B Ziel und Aufbau der Arbeit
Ziel dieser Arbeit soll es sein eine Gegenüberstellung internationaler Atomhaftungsregularien mit den nationalen Ausführungen des deutschen Atomrechts anzufertigen. Diese Arbeit soll den Leser somit in die Lage versetzen einen fundierten Überblick über die Schadenshaftung von Betreibern zu erhalten, sowie die Rechte und Möglichkeiten eines geschädigten Dritten zu verstehen, was für einen fundierten Vergleich der Atomgesetzeslage in Deutschland notwendig ist.

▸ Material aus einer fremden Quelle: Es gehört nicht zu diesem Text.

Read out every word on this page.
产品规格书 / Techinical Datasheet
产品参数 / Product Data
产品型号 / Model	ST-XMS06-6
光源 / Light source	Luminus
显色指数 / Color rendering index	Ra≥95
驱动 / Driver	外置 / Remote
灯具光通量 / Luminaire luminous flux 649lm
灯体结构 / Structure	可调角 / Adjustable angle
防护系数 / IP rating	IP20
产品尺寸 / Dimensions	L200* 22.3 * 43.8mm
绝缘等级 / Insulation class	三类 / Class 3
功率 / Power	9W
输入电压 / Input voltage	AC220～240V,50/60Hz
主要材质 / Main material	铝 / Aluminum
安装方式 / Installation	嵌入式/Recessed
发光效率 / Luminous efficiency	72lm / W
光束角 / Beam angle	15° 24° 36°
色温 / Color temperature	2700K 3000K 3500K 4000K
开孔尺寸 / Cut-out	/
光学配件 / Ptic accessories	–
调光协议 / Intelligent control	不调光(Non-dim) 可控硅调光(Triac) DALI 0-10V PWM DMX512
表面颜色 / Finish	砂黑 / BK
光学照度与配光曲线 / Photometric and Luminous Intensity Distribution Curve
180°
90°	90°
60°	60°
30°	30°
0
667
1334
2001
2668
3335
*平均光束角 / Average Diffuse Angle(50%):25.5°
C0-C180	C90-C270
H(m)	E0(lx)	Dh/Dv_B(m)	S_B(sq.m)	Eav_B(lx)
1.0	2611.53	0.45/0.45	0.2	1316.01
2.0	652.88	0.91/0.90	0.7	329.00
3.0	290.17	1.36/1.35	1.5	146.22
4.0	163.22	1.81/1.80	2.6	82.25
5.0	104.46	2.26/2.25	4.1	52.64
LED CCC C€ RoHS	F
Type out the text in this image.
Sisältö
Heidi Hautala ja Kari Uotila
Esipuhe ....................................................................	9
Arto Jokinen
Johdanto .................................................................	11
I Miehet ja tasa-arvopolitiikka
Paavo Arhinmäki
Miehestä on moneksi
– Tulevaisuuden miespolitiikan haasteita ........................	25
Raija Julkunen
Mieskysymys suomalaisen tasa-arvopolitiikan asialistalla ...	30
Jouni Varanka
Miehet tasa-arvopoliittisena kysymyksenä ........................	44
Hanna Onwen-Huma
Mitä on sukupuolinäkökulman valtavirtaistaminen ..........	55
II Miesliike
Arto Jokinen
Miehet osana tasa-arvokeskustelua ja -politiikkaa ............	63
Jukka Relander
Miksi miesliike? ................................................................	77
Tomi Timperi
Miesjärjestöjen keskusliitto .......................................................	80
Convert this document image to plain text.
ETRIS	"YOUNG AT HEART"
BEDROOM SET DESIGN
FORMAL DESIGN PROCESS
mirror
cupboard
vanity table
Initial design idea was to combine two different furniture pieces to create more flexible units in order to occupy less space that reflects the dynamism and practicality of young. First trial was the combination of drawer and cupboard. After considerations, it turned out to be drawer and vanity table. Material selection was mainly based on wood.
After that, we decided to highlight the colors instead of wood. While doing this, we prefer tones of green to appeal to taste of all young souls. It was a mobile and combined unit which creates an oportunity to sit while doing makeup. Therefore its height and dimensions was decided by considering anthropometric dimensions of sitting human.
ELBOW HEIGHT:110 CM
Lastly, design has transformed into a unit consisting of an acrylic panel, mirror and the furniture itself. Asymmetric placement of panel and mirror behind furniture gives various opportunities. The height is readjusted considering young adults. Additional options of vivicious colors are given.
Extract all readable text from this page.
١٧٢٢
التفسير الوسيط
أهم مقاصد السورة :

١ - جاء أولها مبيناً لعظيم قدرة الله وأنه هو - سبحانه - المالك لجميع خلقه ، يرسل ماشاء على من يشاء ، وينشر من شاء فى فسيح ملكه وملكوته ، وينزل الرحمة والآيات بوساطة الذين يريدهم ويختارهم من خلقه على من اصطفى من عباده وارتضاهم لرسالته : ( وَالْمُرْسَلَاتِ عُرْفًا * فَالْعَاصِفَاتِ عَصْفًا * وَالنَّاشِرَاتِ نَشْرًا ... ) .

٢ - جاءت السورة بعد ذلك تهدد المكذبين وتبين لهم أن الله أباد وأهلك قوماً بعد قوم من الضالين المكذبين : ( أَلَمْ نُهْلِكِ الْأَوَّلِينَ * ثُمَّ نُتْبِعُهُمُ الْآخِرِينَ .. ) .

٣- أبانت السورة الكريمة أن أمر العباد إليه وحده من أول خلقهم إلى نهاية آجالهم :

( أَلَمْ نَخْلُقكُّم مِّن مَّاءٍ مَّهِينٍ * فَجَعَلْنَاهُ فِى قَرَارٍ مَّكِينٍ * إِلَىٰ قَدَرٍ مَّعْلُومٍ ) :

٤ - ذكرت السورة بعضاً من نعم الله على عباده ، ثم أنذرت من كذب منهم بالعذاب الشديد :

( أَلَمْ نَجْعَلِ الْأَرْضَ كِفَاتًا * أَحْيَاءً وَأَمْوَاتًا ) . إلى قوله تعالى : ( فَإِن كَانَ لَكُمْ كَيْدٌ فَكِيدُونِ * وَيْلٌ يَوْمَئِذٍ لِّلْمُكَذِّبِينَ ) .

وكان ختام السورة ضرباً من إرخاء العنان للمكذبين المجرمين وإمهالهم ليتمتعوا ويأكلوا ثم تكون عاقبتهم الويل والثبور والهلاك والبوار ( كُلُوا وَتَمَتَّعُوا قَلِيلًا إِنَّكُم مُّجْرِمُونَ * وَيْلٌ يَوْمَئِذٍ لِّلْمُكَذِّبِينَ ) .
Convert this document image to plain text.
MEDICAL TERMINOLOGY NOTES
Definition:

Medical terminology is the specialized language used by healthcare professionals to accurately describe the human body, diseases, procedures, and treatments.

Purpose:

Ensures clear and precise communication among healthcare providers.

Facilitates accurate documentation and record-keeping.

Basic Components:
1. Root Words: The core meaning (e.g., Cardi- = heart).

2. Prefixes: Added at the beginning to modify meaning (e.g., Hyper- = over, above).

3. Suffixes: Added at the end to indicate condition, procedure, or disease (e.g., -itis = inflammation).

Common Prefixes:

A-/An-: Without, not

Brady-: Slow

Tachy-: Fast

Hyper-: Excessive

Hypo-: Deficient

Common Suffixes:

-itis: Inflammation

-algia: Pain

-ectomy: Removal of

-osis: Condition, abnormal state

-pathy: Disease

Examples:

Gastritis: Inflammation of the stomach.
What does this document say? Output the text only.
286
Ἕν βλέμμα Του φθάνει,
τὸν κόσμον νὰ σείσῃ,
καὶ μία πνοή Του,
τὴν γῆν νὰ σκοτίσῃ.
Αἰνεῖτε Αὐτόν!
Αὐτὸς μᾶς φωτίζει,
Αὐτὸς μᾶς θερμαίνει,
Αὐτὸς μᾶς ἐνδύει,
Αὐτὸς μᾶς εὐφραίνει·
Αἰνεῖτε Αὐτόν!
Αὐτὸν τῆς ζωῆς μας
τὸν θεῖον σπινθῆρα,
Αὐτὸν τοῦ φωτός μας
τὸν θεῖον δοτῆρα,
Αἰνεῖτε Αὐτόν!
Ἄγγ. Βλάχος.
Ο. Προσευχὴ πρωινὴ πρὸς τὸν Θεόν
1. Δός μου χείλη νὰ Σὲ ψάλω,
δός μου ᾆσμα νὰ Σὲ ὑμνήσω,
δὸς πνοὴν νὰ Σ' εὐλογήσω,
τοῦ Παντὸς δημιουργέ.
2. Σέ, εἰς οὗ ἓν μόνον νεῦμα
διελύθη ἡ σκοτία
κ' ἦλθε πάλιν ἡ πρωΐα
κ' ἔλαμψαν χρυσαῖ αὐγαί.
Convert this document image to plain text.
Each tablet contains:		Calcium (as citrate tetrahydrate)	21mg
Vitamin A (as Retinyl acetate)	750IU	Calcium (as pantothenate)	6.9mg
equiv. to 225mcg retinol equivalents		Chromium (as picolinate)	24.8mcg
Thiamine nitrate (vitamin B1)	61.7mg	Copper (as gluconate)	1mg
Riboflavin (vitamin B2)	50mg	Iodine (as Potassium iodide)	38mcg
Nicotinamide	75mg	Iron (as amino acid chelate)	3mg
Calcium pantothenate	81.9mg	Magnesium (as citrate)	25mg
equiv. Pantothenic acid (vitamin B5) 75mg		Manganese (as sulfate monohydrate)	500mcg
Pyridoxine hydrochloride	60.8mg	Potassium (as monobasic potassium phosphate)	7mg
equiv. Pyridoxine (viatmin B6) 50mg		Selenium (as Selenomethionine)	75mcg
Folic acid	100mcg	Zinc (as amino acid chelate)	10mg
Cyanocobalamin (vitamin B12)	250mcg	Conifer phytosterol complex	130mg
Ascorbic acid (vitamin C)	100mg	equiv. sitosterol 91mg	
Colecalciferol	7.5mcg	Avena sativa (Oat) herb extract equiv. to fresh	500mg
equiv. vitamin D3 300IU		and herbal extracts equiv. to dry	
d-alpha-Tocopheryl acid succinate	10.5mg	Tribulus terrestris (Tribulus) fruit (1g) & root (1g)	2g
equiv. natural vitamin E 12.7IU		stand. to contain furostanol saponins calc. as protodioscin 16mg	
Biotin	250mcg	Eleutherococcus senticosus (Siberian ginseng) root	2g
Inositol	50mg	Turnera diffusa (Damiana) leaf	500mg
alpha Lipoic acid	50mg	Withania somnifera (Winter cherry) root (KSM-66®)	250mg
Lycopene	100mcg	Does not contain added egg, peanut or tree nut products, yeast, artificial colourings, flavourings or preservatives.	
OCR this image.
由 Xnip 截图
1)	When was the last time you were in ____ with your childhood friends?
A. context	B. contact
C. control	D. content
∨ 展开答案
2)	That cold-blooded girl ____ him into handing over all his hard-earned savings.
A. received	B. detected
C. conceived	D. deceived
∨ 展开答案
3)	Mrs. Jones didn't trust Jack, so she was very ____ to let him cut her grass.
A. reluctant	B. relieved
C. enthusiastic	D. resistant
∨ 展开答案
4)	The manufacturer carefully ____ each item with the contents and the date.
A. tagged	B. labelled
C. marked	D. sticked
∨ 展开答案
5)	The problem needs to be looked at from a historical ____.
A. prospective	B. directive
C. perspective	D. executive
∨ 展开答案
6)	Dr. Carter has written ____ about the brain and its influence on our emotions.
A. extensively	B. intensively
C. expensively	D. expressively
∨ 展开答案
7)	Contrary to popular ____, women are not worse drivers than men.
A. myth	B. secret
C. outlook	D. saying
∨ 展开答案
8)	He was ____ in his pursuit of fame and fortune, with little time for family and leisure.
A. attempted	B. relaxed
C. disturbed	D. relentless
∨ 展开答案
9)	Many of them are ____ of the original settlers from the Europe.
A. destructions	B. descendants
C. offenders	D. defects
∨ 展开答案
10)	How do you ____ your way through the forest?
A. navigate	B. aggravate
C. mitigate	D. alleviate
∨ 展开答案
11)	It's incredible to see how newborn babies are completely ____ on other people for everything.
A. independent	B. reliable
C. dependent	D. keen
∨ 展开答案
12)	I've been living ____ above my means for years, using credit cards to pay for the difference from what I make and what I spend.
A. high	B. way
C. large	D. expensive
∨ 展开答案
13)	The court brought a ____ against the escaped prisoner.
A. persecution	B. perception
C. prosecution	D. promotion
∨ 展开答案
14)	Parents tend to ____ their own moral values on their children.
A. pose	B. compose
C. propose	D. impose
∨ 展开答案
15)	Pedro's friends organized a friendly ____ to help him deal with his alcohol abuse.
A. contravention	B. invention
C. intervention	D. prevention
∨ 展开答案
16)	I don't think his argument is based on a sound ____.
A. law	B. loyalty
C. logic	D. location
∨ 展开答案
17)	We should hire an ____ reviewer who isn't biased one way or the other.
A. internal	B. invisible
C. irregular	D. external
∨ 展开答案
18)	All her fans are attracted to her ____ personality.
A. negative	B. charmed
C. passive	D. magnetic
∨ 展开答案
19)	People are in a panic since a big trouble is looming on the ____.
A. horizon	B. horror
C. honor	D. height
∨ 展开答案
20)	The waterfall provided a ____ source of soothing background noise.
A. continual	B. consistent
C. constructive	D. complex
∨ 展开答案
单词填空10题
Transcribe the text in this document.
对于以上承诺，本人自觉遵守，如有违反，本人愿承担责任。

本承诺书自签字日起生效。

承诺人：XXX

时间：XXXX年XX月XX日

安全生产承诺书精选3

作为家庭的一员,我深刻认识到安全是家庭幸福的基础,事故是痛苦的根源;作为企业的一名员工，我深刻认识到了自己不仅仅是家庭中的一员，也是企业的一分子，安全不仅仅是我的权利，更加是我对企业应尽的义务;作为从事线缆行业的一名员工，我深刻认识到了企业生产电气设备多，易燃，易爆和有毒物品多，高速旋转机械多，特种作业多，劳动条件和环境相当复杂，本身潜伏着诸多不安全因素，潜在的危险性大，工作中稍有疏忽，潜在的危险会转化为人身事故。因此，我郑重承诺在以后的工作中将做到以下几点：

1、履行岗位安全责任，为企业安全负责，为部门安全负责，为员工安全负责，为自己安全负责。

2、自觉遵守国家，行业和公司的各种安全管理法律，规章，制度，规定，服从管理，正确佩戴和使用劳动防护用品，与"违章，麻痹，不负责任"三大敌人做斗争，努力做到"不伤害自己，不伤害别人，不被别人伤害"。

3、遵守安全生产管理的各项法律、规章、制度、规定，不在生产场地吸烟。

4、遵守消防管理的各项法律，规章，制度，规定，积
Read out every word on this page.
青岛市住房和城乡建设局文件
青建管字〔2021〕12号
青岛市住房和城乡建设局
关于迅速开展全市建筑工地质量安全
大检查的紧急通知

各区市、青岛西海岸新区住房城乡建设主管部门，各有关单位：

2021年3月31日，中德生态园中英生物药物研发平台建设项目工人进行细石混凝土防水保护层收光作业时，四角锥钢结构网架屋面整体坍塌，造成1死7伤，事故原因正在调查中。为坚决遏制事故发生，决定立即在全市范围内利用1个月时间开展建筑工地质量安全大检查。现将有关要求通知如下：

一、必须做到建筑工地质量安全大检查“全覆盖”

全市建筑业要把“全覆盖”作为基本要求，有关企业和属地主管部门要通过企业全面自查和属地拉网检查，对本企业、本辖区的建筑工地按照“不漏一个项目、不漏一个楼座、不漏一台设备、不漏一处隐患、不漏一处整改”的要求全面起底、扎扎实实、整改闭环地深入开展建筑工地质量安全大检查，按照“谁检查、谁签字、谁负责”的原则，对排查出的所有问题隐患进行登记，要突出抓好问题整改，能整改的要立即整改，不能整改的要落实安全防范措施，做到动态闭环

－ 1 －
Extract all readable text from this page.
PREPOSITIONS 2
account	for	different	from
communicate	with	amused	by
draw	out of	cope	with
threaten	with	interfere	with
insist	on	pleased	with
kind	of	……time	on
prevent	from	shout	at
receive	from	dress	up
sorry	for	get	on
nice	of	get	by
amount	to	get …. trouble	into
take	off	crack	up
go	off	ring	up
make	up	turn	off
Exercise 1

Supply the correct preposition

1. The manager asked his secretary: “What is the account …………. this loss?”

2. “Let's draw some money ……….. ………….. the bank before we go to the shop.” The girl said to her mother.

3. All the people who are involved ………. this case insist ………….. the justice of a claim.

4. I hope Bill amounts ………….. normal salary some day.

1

Es geht dabei in erster Linie um die Fragestellung, welche Verpflichtungen deutsche Kernkraftwerksbetreiber im Falle eines Schadeneintrittes zu erfüllen haben und welche damit verbundenen Rechte seitens der Geschädigten durchgesetzt werden können. Zwecks Eingrenzung des Themas wird auf Schadensszenarien in Bezug auf den Transport radioaktiver Stoffe zu Land, auf See oder in der Luft nicht eingegangen. Ebenfalls Schädigungen aus Forschungseinrichtungen oder medizinischen Institutionen sind nicht Bestandteil dieser Arbeit.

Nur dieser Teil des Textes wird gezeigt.